Be the Leader Who Promotes the Success of Others
This is my last year as a law firm consultant. I’ve enjoyed the work (or at least most of it), but I’m ready to transition to a new set of goals and aspirations. Facing this life change has left me reflecting on the leaders who encouraged and shaped my success over the years. As leaders in our departments, law firms and industries, we can all benefit from the reminder that our encouragement and support deeply impact the success of those around us. For me, three individuals stand out for their influence on my own career.
Be an Encourager
Named after the 19thcentury U.S. general, Winfield Scott was head of the humanities department at Richland Community College in Decatur, Illinois. He was my first “boss” after graduate school. It was 1974, and I was hired to teach speech communications and co-direct the theater department. Active and energetic, Winfield had a flowing mustache and high-pitched staccato laugh that could be heard for long distances. “Praise your students as often as you can,” he urged his fresh, young mentee. “You will succeed only when they succeed. That’s your reward as a teacher.”
Support the Team
I loved my time as a teacher and administrator [public affairs and community relations] at two community colleges. The student mix—recent high school graduates and older adults—offered a rewarding set of challenges. John Keyser was a handsome, soft-spoken man in his late thirties when he because president of Clackamas Community College in the mid-1980s. I was the Chief Information Officer at the time. On his first day, John handed out a spritzer bottle and face cloth to every member of the executive team. “Our journey is like a parade,” he told us. “As leaders, we have a choice. We can march at the front like the drum major or we can help the band members stay comfortable in the heat. For us, leadership is a support function. We will find our reward in the success of our teams.”
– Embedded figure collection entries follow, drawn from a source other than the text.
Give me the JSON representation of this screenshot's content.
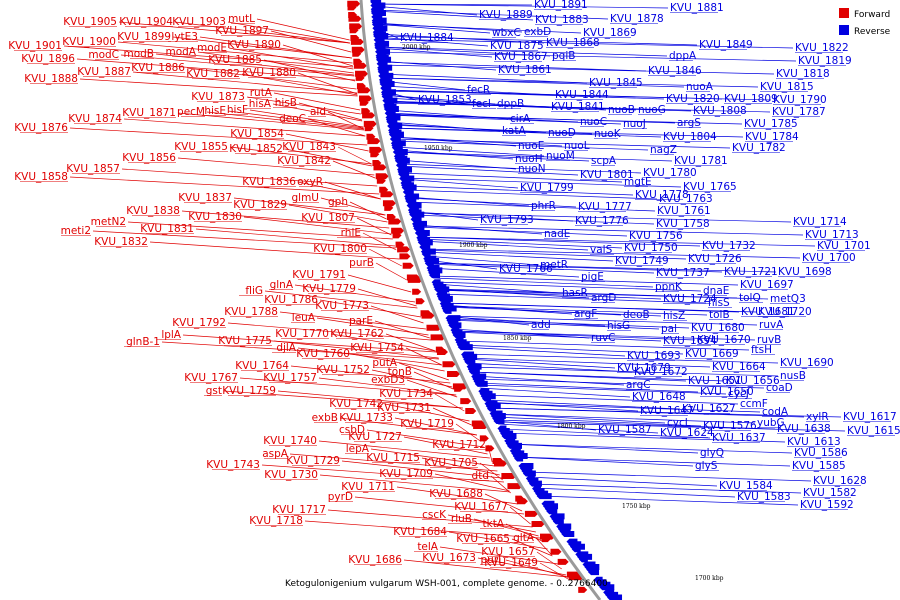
{
  "caption": "Ketogulonigenium vulgarum WSH-001, complete genome. - 0..2766400",
  "legend": [
    {
      "label": "Forward",
      "color": "#e00000"
    },
    {
      "label": "Reverse",
      "color": "#0000e0"
    }
  ],
  "colors": {
    "forward": "#e00000",
    "reverse": "#0000e0",
    "backbone": "#9a9a9a"
  },
  "ticks": [
    "2000 kbp",
    "1950 kbp",
    "1900 kbp",
    "1850 kbp",
    "1800 kbp",
    "1750 kbp",
    "1700 kbp"
  ],
  "forward_labels": [
    "KVU_1905",
    "KVU_1904",
    "KVU_1903",
    "mutL",
    "KVU_1897",
    "KVU_1901",
    "KVU_1900",
    "KVU_1899",
    "lytE3",
    "KVU_1890",
    "KVU_1896",
    "modC",
    "modB",
    "modA",
    "modE",
    "KVU_1885",
    "KVU_1888",
    "KVU_1887",
    "KVU_1886",
    "KVU_1882",
    "KVU_1880",
    "rutA",
    "KVU_1873",
    "hisB",
    "hisA",
    "KVU_1871",
    "pecM",
    "hisE",
    "hisF",
    "ald",
    "KVU_1876",
    "KVU_1874",
    "deoC",
    "KVU_1854",
    "KVU_1855",
    "KVU_1852",
    "KVU_1843",
    "KVU_1856",
    "KVU_1842",
    "KVU_1857",
    "KVU_1858",
    "KVU_1836",
    "oxyR",
    "KVU_1837",
    "KVU_1829",
    "glmU",
    "KVU_1838",
    "metN2",
    "KVU_1830",
    "KVU_1831",
    "meti2",
    "KVU_1832",
    "gph",
    "KVU_1807",
    "rhlE",
    "KVU_1800",
    "purB",
    "KVU_1791",
    "fliG",
    "glnA",
    "KVU_1779",
    "KVU_1786",
    "KVU_1773",
    "KVU_1788",
    "leuA",
    "KVU_1792",
    "parE",
    "lplA",
    "KVU_1770",
    "KVU_1762",
    "glnB-1",
    "KVU_1775",
    "djlA",
    "KVU_1754",
    "KVU_1760",
    "putA",
    "KVU_1764",
    "KVU_1752",
    "KVU_1767",
    "KVU_1757",
    "tonB",
    "gst",
    "KVU_1759",
    "exbD3",
    "KVU_1734",
    "KVU_1742",
    "KVU_1731",
    "exbB",
    "KVU_1733",
    "csbD",
    "KVU_1719",
    "KVU_1740",
    "KVU_1727",
    "aspA",
    "lepA",
    "KVU_1712",
    "KVU_1743",
    "KVU_1729",
    "KVU_1715",
    "KVU_1705",
    "KVU_1730",
    "KVU_1709",
    "dtd",
    "KVU_1711",
    "KVU_1688",
    "pyrD",
    "KVU_1677",
    "KVU_1717",
    "cscK",
    "rluB",
    "tktA",
    "KVU_1718",
    "KVU_1684",
    "KVU_1665",
    "gltA",
    "telA",
    "KVU_1657",
    "KVU_1686",
    "KVU_1673",
    "purL",
    "KVU_1649"
  ],
  "reverse_labels": [
    "KVU_1891",
    "KVU_1881",
    "KVU_1889",
    "KVU_1883",
    "KVU_1878",
    "KVU_1884",
    "wbxC",
    "exbD",
    "KVU_1869",
    "KVU_1875",
    "KVU_1868",
    "KVU_1849",
    "KVU_1867",
    "pqiB",
    "dppA",
    "KVU_1822",
    "KVU_1861",
    "KVU_1846",
    "KVU_1819",
    "fecR",
    "KVU_1845",
    "KVU_1818",
    "fecI",
    "KVU_1844",
    "nuoA",
    "KVU_1815",
    "KVU_1853",
    "dppB",
    "KVU_1820",
    "KVU_1809",
    "KVU_1790",
    "KVU_1841",
    "nuoB",
    "nuoG",
    "KVU_1808",
    "KVU_1787",
    "cirA",
    "nuoC",
    "nuoJ",
    "argS",
    "KVU_1785",
    "katA",
    "nuoD",
    "nuoK",
    "KVU_1804",
    "KVU_1784",
    "nuoE",
    "nuoL",
    "nagZ",
    "KVU_1782",
    "nuoH",
    "nuoM",
    "scpA",
    "KVU_1781",
    "nuoN",
    "KVU_1801",
    "KVU_1780",
    "mgtE",
    "KVU_1765",
    "KVU_1799",
    "KVU_1778",
    "KVU_1763",
    "phrR",
    "KVU_1777",
    "KVU_1761",
    "KVU_1793",
    "KVU_1776",
    "KVU_1758",
    "KVU_1714",
    "nadE",
    "KVU_1756",
    "KVU_1713",
    "valS",
    "KVU_1750",
    "KVU_1732",
    "KVU_1701",
    "metR",
    "KVU_1749",
    "KVU_1726",
    "KVU_1700",
    "KVU_1766",
    "pigE",
    "KVU_1737",
    "KVU_1721",
    "KVU_1698",
    "hasR",
    "ppnK",
    "dnaE",
    "KVU_1697",
    "argD",
    "KVU_1724",
    "hisS",
    "tolQ",
    "argF",
    "deoB",
    "hisZ",
    "tolB",
    "KVU_1681",
    "metQ3",
    "add",
    "hisG",
    "pal",
    "KVU_1680",
    "KVU_1720",
    "ruvC",
    "KVU_1694",
    "KVU_1670",
    "ruvA",
    "KVU_1693",
    "KVU_1669",
    "ruvB",
    "KVU_1679",
    "KVU_1664",
    "ftsH",
    "KVU_1672",
    "KVU_1656",
    "KVU_1690",
    "argC",
    "KVU_1651",
    "nusB",
    "KVU_1650",
    "coaD",
    "KVU_1648",
    "cycJ",
    "KVU_1647",
    "ccmF",
    "KVU_1627",
    "codA",
    "cycL",
    "yubG",
    "KVU_1587",
    "KVU_1624",
    "KVU_1576",
    "xylR",
    "KVU_1617",
    "KVU_1638",
    "KVU_1615",
    "KVU_1637",
    "KVU_1613",
    "glyQ",
    "KVU_1586",
    "glyS",
    "KVU_1585",
    "KVU_1584",
    "KVU_1628",
    "KVU_1583",
    "KVU_1582",
    "KVU_1592"
  ]
}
It was my desire to be like John Keyser that led me to law school. I wanted to be a community college president, but a candidate needed a doctoral-level degree to apply. A law degree seemed like the best option. Eventually, the combination of law and communications led me, in 1987, to a position in the new field of law firm marketing. I remained there for more than 30 years. Along the way, I had the privilege of working with a special friend and mentor at Perkins Coie.
Give it Time
Mike Reynvaan is a partner at Perkins Coie. When I joined the firm in 2002, he was the marketing partner and labor lawyer. A colleague once decided to fire a recent hire after just three weeks on the job. Mike would have none of it. He insisted we work with our new recruit for a minimum of six months. She became a star in the department.
I never heard Mike swear. His deepest insult was to call someone a knucklehead. He was always available, had a way of deescalating my “overreactions” to situations, helped me see others’ points of view more clearly and never made me feel foolish or unappreciated.
To some extent our careers are typically in a state of transition, and I am grateful for the support from colleagues and competitors who offered guidance along the way. Reflect on and thank those who have made your individual journey just that more rewarding, and then make sure you are passing that gift on to others.